Small businesses suffer as ransomware epidemic grows

Posted Sep 22, 2017 by James Walker
Small businesses are suffering from a ransomware epidemic. Firms have paid out a total of over $300 million in the past year, leaving them unable to make investments to develop their business. Recovering from the data loss can be an even greater struggle.
A laptop displays a message demanding payment for unlocking files encrypted by the ransomware attack...
A laptop displays a message demanding payment for unlocking files encrypted by the ransomware attack that spread from Ukraine and Russia
Rob Engelaar, ANP/AFP
Small and medium-sized businesses (SMBs) paid ransomware attackers over $301 million last year, according to Datto's new State of the Channel Ransomware Report. Across the world, around 5 percent of all SMBs were impacted by a ransomware campaign. Datto looked at 1,700 managed service providers to collect the data for its study.
The financial cost is only one of the problems caused by the attacks. Datto found the payments aren't the biggest impact, with firms finding it harder to recover from the subsequent downtime and data loss. 75 percent of the companies hit by an attack said they had to take their service offline afterwards, restricting sales and threatening the future of their company.
Ransomware's not being confined to a single industry or cloud network. Every business is at risk, although the healthcare, finance and manufacturing industries account for the majority of successful attacks.
Security software isn't enough to combat the threat. Attackers can install ransomware using several techniques, ranging from simple email phishing scams to complex network invasions via insecure computers or vulnerable IoT devices.
The established CryptoLocker ransomware strain is still the most popular form of attack. Variants such as CryptoWall and Locky continue to see use too, as well as this year's newcomer WannaCry.
READ NEXT: Aging infrastructure still impeding digital transformation
WannaCry infected global business networks over the summer by compromising computers running outdated versions of Windows. While its threat has now been mitigated, WannaCry's still being used by attackers to infiltrate unpatched systems.
Datto's most concerning finding is that the tide of ransomware shows no signs of receding. 97 percent of respondents said they're seeing ransomware attacks more frequently. 99 percent added that they expect ransomware usage to continue to grow over the next two years.

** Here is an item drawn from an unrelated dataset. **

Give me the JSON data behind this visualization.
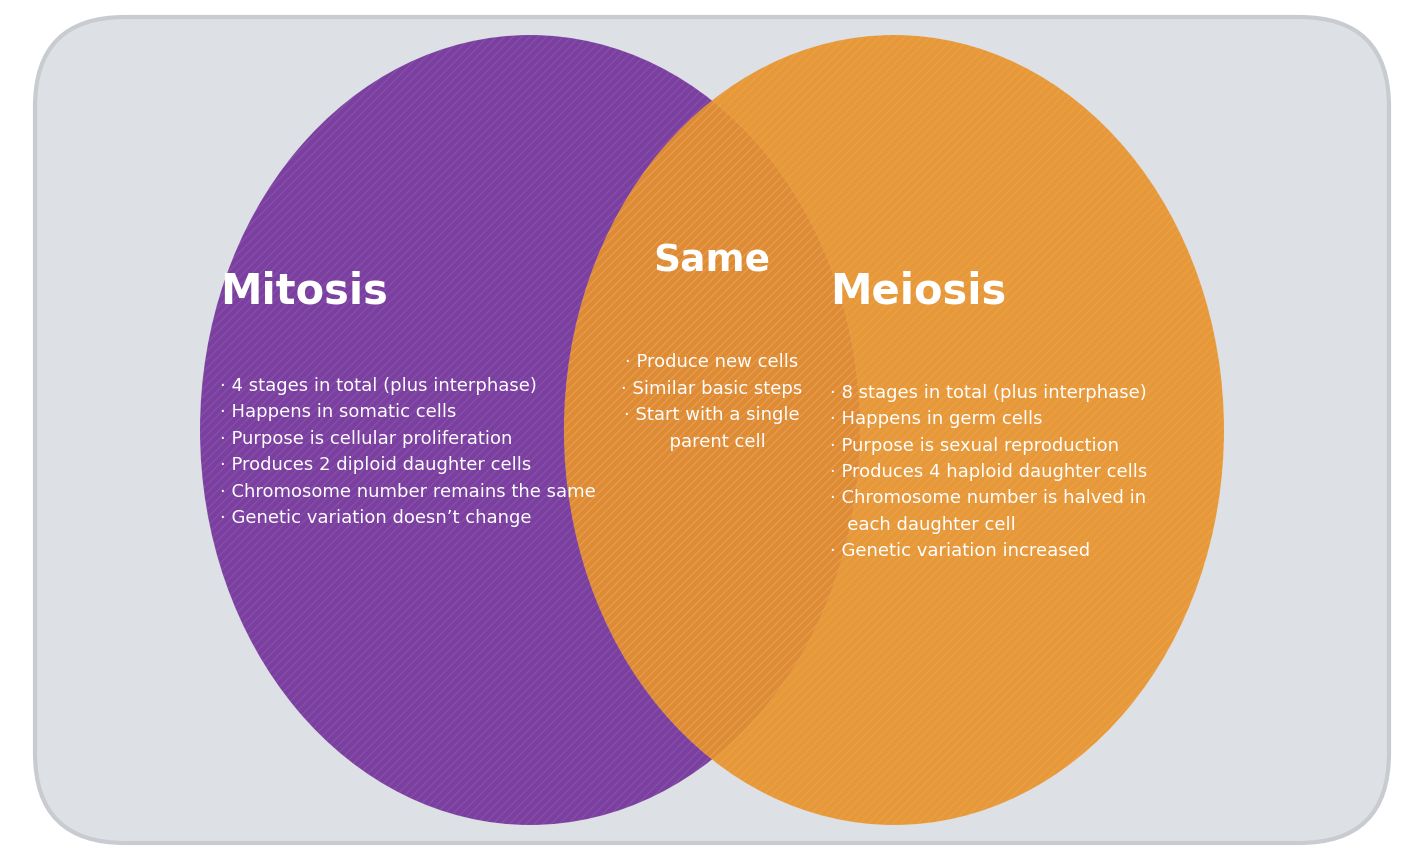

Despite the best efforts of cybersecurity vendors, current antimalware solutions are largely ineffective at evading opportunist ransomware campaigns. WannaCry demonstrated how effective ransomware can be, affirming to attackers that it's worth the added complexity over less accomplished forms of malware. With the chance of success still so high, ransomware's evolving into a long-term threat.
There is some hope for the overall landscape though. Datto found the number of firms actually paying the ransom has dropped since last year. In 2017, 35 percent of SMBs said they paid up after being infected, down from 41 percent in 2016.
Cybersecurity experts generally suggest ransom fees should not be paid. They allow the malicious actors to continue operating and offer no guarantee the data will be recovered. 15 percent of SMBs paid up only to find they still couldn't access their files, illustrating the risks of playing into the campaign. Opting not to pay the ransom could force ransomware authors to adopt other attacks, eradicating the current epidemic.